Etilefrine is a cardiac stimulant used as an antihypotensive. Intravenous infusion of this compound increases cardiac output, stroke volume, venous return and blood pressure in man and experimental animals, suggesting stimulation of both α and β adrenergic receptors. However, in vitro studies indicate that etilefrine has a much higher affinity for β1 (cardiac) than for β2 adrenoreceptors. Intravenous etilefrine increases the pulse rate, cardiac output, stroke volume, central venous pressure and mean arterial pressure of healthy individuals. Marked falls in pulse rate, cardiac output, stroke volume and peripheral bloodflow, accompanied by rises in mean arterial pressure, occur when etilefrine is infused after administration of intravenous propranolol 2,5 mg. These findings indicate that etilefrine has both β1 and α1 adrenergic effects in man. The French Health Products Agency concluded that etilefrine and heptaminol have an unfavourable harm-benefit balance, and also placed restrictions on the use of midodrine.

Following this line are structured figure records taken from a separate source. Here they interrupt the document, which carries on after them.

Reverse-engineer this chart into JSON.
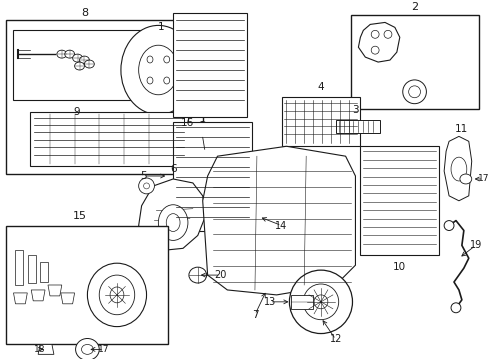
{
  "bg_color": "#ffffff",
  "line_color": "#1a1a1a",
  "fig_width": 4.9,
  "fig_height": 3.6,
  "dpi": 100
}
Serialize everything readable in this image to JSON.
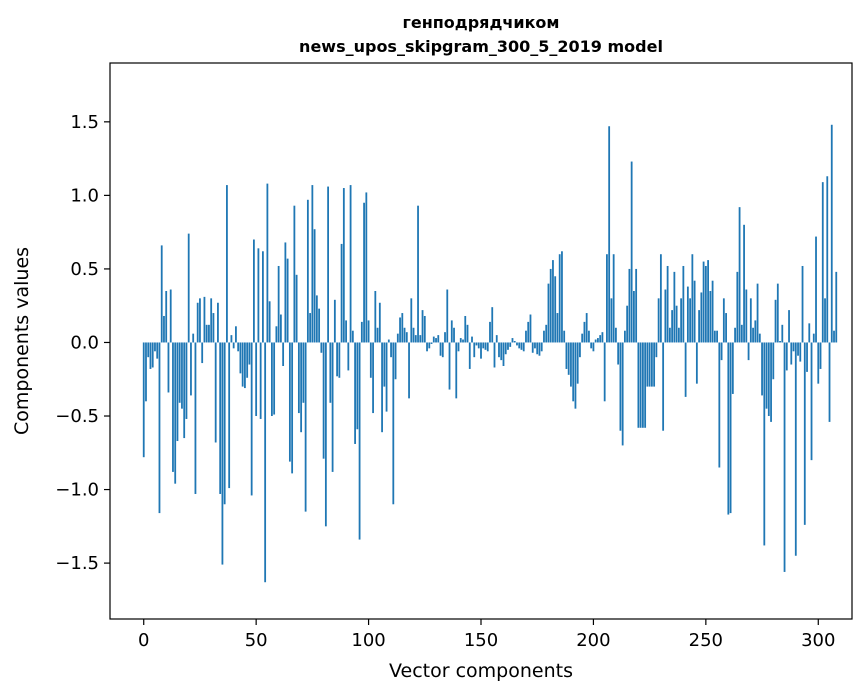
{
  "chart_data": {
    "type": "bar",
    "title": [
      "генподрядчиком",
      "news_upos_skipgram_300_5_2019 model"
    ],
    "xlabel": "Vector components",
    "ylabel": "Components values",
    "xlim": [
      -15,
      315
    ],
    "ylim": [
      -1.88,
      1.9
    ],
    "xticks": [
      0,
      50,
      100,
      150,
      200,
      250,
      300
    ],
    "yticks": [
      -1.5,
      -1.0,
      -0.5,
      0.0,
      0.5,
      1.0,
      1.5
    ],
    "ytick_labels": [
      "−1.5",
      "−1.0",
      "−0.5",
      "0.0",
      "0.5",
      "1.0",
      "1.5"
    ],
    "bar_color": "#1f77b4",
    "grid": false,
    "legend": "none",
    "values": [
      -0.78,
      -0.4,
      -0.1,
      -0.18,
      -0.17,
      -0.06,
      -0.11,
      -1.16,
      0.66,
      0.18,
      0.35,
      -0.34,
      0.36,
      -0.88,
      -0.96,
      -0.67,
      -0.41,
      -0.45,
      -0.65,
      -0.52,
      0.74,
      -0.36,
      0.06,
      -1.03,
      0.27,
      0.3,
      -0.14,
      0.31,
      0.12,
      0.12,
      0.3,
      0.2,
      -0.68,
      0.27,
      -1.03,
      -1.51,
      -1.1,
      1.07,
      -0.99,
      0.05,
      -0.04,
      0.11,
      -0.06,
      -0.21,
      -0.3,
      -0.31,
      -0.24,
      -0.15,
      -1.04,
      0.7,
      -0.5,
      0.64,
      -0.52,
      0.62,
      -1.63,
      1.08,
      0.28,
      -0.5,
      -0.49,
      0.11,
      0.52,
      0.19,
      -0.16,
      0.68,
      0.57,
      -0.81,
      -0.89,
      0.93,
      0.46,
      -0.48,
      -0.61,
      -0.41,
      -1.15,
      0.97,
      0.2,
      1.07,
      0.77,
      0.32,
      0.23,
      -0.07,
      -0.79,
      -1.25,
      1.06,
      -0.41,
      -0.88,
      0.29,
      -0.23,
      -0.24,
      0.67,
      1.05,
      0.15,
      -0.19,
      1.07,
      0.08,
      -0.69,
      -0.59,
      -1.34,
      0.14,
      0.95,
      1.02,
      0.15,
      -0.24,
      -0.48,
      0.35,
      0.1,
      0.27,
      -0.61,
      -0.3,
      -0.47,
      0.02,
      -0.1,
      -1.1,
      -0.25,
      0.06,
      0.17,
      0.2,
      0.1,
      0.07,
      -0.38,
      0.3,
      0.1,
      0.05,
      0.93,
      0.05,
      0.22,
      0.18,
      -0.06,
      -0.04,
      -0.01,
      0.04,
      0.03,
      0.05,
      -0.09,
      -0.1,
      0.07,
      0.36,
      -0.32,
      0.15,
      0.1,
      -0.38,
      -0.06,
      0.03,
      0.02,
      0.18,
      0.12,
      -0.18,
      0.04,
      -0.1,
      -0.02,
      -0.04,
      -0.11,
      -0.04,
      -0.05,
      -0.06,
      0.14,
      0.24,
      -0.17,
      0.05,
      -0.1,
      -0.12,
      -0.16,
      -0.08,
      -0.05,
      -0.03,
      0.03,
      0.01,
      -0.02,
      -0.04,
      -0.05,
      -0.06,
      0.08,
      0.14,
      0.19,
      -0.07,
      -0.04,
      -0.08,
      -0.09,
      -0.06,
      0.08,
      0.12,
      0.4,
      0.5,
      0.56,
      0.45,
      0.2,
      0.6,
      0.62,
      0.08,
      -0.18,
      -0.22,
      -0.3,
      -0.4,
      -0.45,
      -0.28,
      -0.1,
      0.06,
      0.14,
      0.2,
      0.08,
      -0.04,
      -0.06,
      0.02,
      0.03,
      0.05,
      0.07,
      -0.4,
      0.6,
      1.47,
      0.3,
      0.6,
      0.1,
      -0.15,
      -0.6,
      -0.7,
      0.08,
      0.25,
      0.5,
      1.23,
      0.35,
      0.5,
      -0.58,
      -0.58,
      -0.58,
      -0.58,
      -0.3,
      -0.3,
      -0.3,
      -0.3,
      -0.1,
      0.3,
      0.6,
      -0.6,
      0.36,
      0.52,
      0.1,
      0.22,
      0.48,
      0.25,
      0.1,
      0.3,
      0.52,
      -0.37,
      0.38,
      0.3,
      0.6,
      0.42,
      -0.28,
      0.22,
      0.34,
      0.55,
      0.52,
      0.56,
      0.35,
      0.42,
      0.08,
      0.08,
      -0.85,
      -0.12,
      0.3,
      0.2,
      -1.17,
      -1.16,
      -0.35,
      0.1,
      0.48,
      0.92,
      0.12,
      0.8,
      0.36,
      -0.12,
      0.3,
      0.1,
      0.15,
      0.4,
      0.06,
      -0.36,
      -1.38,
      -0.45,
      -0.5,
      -0.54,
      -0.25,
      0.29,
      0.4,
      0.01,
      0.12,
      -1.56,
      -0.19,
      0.22,
      -0.15,
      -0.06,
      -1.45,
      -0.09,
      -0.13,
      0.52,
      -1.24,
      -0.2,
      0.13,
      -0.8,
      0.06,
      0.72,
      -0.28,
      -0.18,
      1.09,
      0.3,
      1.13,
      -0.54,
      1.48,
      0.08,
      0.48
    ]
  }
}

Benapryzine is a dialkylaminoethanol ester of diphenylacetic acid. It is a muscarinic cholinoceptor antagonist with negligible peripheral effects. Benapryzine in addition to its anti-acetylcholine action antagonizes both maximal electroshock and metrazol-induced convulsions in mice. This feature is not generally shown by anti-acetylcholine agents but is seen with orphenadrine. Side effects of benapryzine were rare. They are: drowsiness, dry mouth, confusion, disorientation, hallucinations and postural syncope with measurable postural hypotension. Benapryzine has been used as an antiparkinsonian agent.